Leonardo Tornabuoni



Leonardo Tornabuoni 

  • Data di nascita: Firenze, 1494
  • Data di morte: Roma, 1540 

E' stato un vescovo cattolico devoto alla chiesa di Roma. Abile diplomatico e attento conoscitore dell'animo umano, ha saputo agire con fermezza ed equilibrio in momenti difficili, riportando il senso di moderazione e di fratellanza. 

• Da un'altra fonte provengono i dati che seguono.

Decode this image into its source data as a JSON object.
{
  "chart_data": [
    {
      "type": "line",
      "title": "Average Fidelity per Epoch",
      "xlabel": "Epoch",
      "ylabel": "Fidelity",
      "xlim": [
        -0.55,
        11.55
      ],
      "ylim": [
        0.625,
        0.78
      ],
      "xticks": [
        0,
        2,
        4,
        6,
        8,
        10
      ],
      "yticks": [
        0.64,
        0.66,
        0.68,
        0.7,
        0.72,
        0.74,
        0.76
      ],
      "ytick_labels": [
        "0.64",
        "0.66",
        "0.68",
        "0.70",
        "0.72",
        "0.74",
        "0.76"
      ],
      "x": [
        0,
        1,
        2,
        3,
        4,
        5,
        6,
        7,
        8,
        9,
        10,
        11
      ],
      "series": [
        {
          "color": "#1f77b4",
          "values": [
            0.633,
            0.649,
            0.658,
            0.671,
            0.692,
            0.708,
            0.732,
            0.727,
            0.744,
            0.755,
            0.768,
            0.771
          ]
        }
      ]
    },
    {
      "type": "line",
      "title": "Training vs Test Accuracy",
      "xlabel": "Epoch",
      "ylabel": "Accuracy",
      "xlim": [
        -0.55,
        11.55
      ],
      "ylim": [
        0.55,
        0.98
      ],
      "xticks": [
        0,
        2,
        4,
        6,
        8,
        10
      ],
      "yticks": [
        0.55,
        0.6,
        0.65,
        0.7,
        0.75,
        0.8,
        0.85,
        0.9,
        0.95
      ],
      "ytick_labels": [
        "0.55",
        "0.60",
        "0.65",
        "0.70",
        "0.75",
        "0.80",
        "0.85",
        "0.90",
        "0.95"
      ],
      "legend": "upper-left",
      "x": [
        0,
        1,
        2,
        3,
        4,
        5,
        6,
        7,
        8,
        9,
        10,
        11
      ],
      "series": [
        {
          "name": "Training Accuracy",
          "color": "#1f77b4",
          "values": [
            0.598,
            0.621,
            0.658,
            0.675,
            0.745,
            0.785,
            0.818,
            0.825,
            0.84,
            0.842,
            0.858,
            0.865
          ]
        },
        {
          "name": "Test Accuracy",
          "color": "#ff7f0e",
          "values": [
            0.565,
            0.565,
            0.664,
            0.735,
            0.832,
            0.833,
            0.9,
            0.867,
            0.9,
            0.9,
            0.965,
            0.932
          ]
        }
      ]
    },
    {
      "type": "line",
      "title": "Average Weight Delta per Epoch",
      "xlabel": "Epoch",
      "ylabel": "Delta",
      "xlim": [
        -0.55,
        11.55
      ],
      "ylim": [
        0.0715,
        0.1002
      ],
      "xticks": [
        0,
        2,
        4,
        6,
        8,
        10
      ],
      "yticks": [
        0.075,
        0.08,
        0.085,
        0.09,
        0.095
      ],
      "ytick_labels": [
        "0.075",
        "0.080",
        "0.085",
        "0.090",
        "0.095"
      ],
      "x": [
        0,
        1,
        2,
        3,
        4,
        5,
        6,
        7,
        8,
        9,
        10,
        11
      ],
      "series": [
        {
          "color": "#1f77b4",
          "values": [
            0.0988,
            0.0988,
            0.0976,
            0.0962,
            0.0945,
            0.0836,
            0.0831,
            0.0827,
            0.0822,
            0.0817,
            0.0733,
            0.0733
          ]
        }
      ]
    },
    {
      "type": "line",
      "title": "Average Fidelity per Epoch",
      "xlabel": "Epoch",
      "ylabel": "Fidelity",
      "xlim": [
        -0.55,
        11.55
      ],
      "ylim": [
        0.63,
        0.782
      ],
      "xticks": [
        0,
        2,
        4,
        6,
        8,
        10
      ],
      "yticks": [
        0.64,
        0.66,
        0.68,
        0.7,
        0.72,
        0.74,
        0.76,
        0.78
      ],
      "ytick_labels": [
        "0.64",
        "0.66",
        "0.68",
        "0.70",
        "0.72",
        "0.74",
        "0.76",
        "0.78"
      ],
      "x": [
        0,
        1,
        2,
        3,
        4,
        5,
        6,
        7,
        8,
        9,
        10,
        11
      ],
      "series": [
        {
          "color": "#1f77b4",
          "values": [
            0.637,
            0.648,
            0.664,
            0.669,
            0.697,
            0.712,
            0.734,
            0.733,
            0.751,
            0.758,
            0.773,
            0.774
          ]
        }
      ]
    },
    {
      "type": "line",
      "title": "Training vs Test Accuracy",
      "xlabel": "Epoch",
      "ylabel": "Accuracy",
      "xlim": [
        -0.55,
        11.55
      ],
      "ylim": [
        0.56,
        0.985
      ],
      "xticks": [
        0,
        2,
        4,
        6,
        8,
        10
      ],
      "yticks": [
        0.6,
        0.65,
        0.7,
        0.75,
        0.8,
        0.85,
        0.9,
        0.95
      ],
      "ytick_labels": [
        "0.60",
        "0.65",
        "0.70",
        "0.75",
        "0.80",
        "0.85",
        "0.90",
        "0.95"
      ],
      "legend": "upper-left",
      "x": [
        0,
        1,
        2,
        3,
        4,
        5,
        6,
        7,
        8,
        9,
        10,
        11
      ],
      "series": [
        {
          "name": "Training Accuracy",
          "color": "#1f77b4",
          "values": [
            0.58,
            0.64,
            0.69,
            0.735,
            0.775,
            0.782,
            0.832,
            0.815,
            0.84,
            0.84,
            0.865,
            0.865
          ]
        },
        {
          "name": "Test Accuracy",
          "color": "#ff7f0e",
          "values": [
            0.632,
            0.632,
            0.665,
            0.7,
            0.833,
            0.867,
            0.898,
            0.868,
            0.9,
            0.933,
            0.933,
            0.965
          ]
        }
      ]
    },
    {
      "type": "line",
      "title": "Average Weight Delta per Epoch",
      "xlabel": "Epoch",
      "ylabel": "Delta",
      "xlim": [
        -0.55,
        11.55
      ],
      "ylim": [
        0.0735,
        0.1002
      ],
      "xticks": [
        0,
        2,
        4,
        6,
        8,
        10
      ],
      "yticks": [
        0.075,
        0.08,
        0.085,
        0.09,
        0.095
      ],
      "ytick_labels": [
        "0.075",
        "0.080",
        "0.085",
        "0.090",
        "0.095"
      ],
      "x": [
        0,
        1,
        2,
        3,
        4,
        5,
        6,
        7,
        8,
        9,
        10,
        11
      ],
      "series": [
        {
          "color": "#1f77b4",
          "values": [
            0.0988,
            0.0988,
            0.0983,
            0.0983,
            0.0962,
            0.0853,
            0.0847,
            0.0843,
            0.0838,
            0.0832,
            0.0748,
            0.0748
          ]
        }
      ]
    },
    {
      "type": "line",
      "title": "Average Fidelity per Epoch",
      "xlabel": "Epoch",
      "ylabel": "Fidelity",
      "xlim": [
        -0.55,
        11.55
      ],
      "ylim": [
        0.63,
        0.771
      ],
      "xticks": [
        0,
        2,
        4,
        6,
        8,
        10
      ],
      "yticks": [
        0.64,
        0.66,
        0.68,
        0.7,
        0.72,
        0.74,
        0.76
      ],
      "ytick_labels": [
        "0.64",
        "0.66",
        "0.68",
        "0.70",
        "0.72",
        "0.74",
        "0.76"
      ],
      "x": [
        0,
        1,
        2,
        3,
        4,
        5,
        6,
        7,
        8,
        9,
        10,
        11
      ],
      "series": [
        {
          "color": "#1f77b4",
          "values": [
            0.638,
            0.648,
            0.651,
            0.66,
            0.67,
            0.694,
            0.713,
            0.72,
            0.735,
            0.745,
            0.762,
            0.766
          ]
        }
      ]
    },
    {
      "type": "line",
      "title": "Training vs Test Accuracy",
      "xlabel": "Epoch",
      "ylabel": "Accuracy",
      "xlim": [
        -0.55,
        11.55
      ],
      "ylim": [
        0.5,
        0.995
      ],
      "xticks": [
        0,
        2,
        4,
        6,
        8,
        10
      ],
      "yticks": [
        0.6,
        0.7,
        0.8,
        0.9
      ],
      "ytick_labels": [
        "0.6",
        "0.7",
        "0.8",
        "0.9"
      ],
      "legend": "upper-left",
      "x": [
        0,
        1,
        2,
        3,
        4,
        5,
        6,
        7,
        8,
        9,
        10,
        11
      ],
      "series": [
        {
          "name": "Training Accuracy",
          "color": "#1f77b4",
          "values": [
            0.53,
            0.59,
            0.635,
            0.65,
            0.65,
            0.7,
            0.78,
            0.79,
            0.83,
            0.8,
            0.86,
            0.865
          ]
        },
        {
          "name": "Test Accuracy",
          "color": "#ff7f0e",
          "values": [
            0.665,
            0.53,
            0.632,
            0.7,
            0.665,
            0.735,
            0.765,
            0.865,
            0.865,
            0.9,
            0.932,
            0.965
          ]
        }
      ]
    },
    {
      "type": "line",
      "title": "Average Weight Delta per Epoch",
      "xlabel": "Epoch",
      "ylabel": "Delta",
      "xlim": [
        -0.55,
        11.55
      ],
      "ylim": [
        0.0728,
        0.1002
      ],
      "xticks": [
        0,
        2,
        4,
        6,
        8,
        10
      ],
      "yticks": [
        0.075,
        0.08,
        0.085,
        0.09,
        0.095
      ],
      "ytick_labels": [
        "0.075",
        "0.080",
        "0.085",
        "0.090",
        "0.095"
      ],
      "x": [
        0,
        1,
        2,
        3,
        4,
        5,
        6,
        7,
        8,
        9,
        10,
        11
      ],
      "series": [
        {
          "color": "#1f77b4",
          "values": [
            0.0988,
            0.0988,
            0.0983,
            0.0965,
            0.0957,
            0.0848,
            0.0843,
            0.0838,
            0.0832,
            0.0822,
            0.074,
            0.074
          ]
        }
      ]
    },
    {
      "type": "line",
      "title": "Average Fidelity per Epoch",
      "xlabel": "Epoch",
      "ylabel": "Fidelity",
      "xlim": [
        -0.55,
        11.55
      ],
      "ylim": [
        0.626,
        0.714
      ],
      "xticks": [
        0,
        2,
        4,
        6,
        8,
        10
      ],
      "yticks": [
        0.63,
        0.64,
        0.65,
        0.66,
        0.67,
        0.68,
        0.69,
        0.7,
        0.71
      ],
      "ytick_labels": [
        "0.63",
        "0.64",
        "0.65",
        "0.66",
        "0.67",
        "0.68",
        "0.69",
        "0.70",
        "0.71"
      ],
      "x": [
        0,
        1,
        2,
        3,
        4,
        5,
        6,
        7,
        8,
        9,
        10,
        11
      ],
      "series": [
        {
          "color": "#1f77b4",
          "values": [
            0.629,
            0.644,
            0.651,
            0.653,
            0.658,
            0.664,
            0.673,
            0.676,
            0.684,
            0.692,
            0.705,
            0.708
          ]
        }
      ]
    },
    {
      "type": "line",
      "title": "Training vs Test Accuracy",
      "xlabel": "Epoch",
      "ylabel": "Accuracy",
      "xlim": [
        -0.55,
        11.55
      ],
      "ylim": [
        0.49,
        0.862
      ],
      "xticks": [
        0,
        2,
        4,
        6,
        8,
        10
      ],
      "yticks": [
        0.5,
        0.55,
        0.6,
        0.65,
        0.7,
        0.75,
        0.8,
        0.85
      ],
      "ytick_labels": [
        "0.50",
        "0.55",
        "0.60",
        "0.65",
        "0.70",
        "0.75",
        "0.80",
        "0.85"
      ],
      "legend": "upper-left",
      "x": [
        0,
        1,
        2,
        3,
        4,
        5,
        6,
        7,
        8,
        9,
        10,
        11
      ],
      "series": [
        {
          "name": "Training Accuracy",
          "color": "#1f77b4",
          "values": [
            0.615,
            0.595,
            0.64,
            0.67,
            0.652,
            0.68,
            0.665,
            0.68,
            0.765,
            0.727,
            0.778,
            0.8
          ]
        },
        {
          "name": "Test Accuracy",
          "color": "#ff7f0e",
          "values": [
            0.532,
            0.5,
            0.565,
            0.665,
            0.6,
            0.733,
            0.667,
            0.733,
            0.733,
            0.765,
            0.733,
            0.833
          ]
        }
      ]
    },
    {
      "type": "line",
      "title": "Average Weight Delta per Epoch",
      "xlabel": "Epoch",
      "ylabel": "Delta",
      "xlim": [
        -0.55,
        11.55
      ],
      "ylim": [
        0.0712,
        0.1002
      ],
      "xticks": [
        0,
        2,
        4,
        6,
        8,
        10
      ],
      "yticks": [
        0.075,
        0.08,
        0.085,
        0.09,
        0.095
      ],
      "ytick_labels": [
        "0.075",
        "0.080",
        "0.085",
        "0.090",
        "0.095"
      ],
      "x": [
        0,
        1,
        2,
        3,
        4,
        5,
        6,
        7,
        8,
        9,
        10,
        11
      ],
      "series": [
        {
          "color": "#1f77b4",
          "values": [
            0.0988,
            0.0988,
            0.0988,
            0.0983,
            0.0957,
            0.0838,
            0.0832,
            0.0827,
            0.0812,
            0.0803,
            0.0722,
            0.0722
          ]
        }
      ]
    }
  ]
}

Figlio di Lorenzo Tornabuoni, della famiglia aristocratica fiorentina dei Tornabuoni, in rapporti molto stretti da sempre con la famiglia dè MediciLa madre, Giovanna degli Albizi, è una nobildonna amante della cultura e dell'arte. Fu avviato alla carriera ecclesiastica all'ombra del papa mediceo Leone X.


1520, 1 ottobre 

Il Papa Leone X lo nomina vescovo di Sansepolcro. La diocesi nasce proprio in quest'anno e il Tornabuoni fonda i principi di osservanza e istituisce gli organi preposti al governo della circoscrizione.


1522, 15 aprile 

Dopo la morte del vescovo Graziani, i Magnifici Conservatori, riuniti in concilio procedono all'elezione che consente di ricevere il vescovado a monsignor Leonardo Tornabuoni.


1524, 14 gennaio 

Accede definitivamente alla diocesi e da questo momento apre la strada alla "dinastia episcopale" della famiglia: i Tornabuoni a Sansepolcro. Sotto la sua volontà, nasce il primo sinodo diocesano, e al vicariato generale viene nominato il dottore Bocchi Donato.


1525 

La sua prima visita pastorale a Firenze. In questo anno riceve e ospita presso l'episcopio papa Clemente VII. 


1538 

Le tensioni politiche e sociali tra le maggiori famiglie, sono forti e accese e il suo intervento in qualità di figura di rilievo del mondo ecclesiastico diventa necessaria per sviluppare, insieme al frate cappuccino Giuseppe da Fermo, azioni di riequilibrio e armonia, ristabilendo l'ordine. Avendo capacità organizzative e una riconosciuta cura per la diplomazia, mette in pratica un protocollo di intenti che ha lo scopo di rivedere i ruoli e le competenze delle diverse confraternite presenti in Firenze, per l'esattezza 11, assegnando compiti e scopi. 


1539, 24 marzo 

Il papa Paolo III chiede la sua disponibilità ad occuparsi della sede di Ajaccio, in Corsica e lui, ligio all'ordinamento ecclesiastico, accetta e viene ordinato vescovo della città.


1540 

Muore a Roma, in circostanze mai chiarite.